The Diagnostic and Statistical Manual of Mental Disorders (DSM-5) utilized by the American Psychiatric Association to diagnose mental health disorders defines Post-Traumatic Stress Disorder (PTSD) as developing after “exposure to actual or threatened death, serious injury, or sexual violence.” That includes situations where a person believes death or serious harm is imminent, even if it’s later revealed to be a false alarm.
As psychiatrist Bessel van der Kolk writes in The Body Keeps the Score, what imprints trauma in the brain is the subjective experience of helplessness and terror, not necessarily the objective danger. In other words, students don’t have to witness or be physically affected by the violence to experience trauma.
When a child hides in a classroom closet, believing that someone with a gun might enter, their body doesn’t distinguish between threat and reality. The fear, psychological stress response, and memory consolidation that follow are the same pathways seen in trauma from actual violence.
Sadly, a 2024 Pew Research survey demonstrated that about 1 in 4 teachers in the US say that their school went into a gun-related lockdown in the prior school year.
While there isn’t a central registry to tally school lockdowns, there were at least 2,058 threats of school violence logged by media-confirmed reports during the 2024-25 school year. Even more concerning, these threats are considered underreported because they are now so commonplace that they are less likely to be reported by media.
Numbers like these can feel abstract until we consider their human meaning. Even if we take this conservative number of threats and apply a conservative number of students per threat at 50, that is 102,900 students who were potentially affected. 102,900 scared children — children hiding in closets, under desks, and in restrooms. Children predisposed to developing a mental health disorder.
Over and over in the news and in the community, I hear that our children are in mental health crisis.
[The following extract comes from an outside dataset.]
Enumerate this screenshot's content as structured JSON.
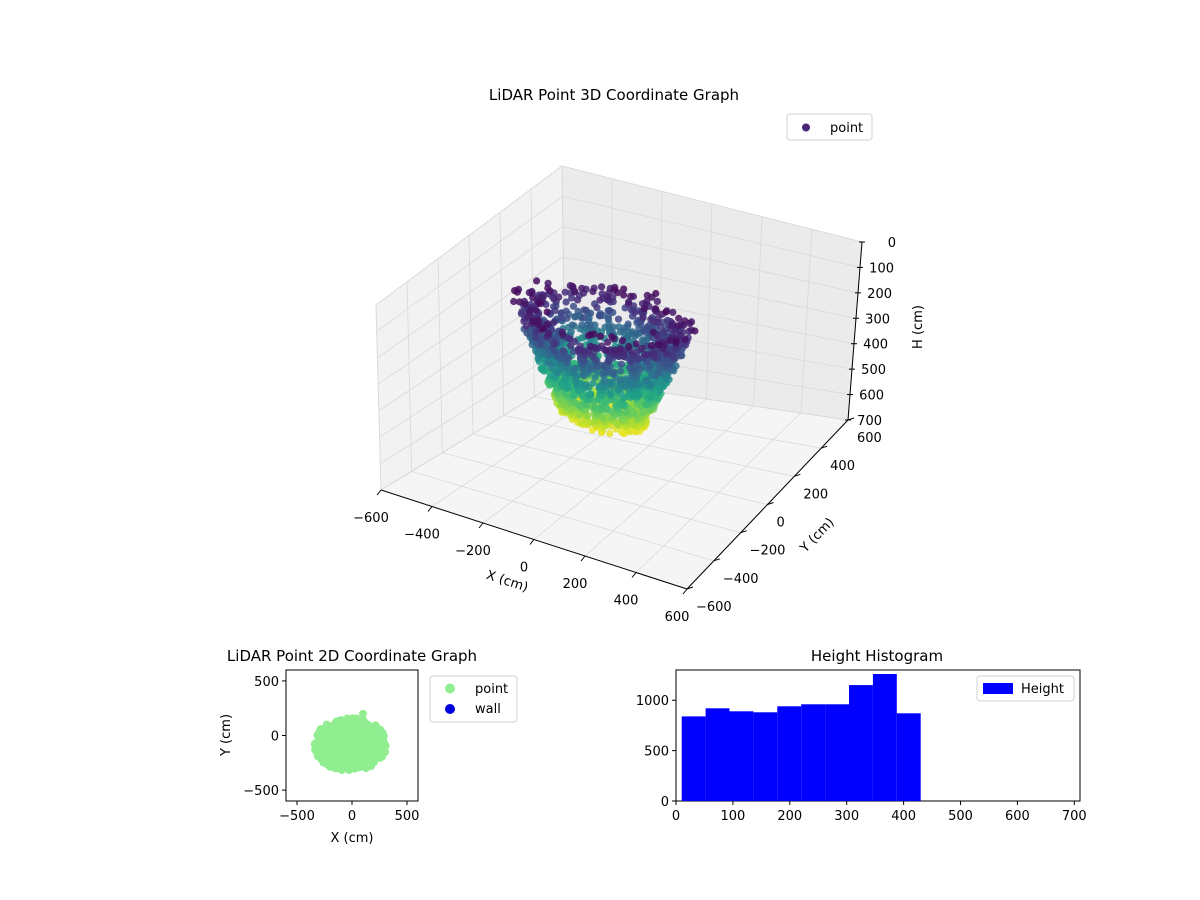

The Kaiser Family Foundation and Johns Hopkins both emphasize that gun violence exposure at school is a major, often underestimated driver of youth mental health challenges.
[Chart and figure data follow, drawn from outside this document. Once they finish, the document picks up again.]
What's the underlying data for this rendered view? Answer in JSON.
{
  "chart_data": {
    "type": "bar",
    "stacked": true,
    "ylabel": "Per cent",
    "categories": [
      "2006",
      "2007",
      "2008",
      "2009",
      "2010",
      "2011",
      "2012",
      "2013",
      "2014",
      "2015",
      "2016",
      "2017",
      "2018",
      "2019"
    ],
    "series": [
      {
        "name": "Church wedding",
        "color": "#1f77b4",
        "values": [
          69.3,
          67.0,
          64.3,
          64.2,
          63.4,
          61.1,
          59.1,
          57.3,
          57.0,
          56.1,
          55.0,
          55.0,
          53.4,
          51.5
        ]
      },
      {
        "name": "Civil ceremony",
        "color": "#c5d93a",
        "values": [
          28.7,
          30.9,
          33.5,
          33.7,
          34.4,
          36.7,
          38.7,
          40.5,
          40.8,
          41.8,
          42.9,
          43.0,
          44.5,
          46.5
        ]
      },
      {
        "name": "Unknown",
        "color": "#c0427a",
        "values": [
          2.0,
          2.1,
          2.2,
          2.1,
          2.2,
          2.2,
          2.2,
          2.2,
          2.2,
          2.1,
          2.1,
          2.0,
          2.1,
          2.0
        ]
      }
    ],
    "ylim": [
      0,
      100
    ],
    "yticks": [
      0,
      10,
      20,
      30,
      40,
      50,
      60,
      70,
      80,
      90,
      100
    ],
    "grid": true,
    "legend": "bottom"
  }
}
While schools, including the school my children attend, do an amazing job with services such as counseling, we have to get better at preventing violence or threats of violence from happening in the first place.
Death is not the only potential result of gun violence, or the threat of violence, at schools.
We must do better.
We are not protecting our children.
Sources
Trauma at School: The Impacts of Shootings on Students’ Human Capital and Economic Outcomes
The Impact of Gun Violence on Children and Adolescents | KFF
Gun Violence in the United States 2023
Violent Threats and Incidents in Schools — The Educator’s School Safety Network
van der Kolk, B. A. (2015). The body keeps the score: Brain, mind, and body in the healing of trauma. New York, NY: Penguin Books.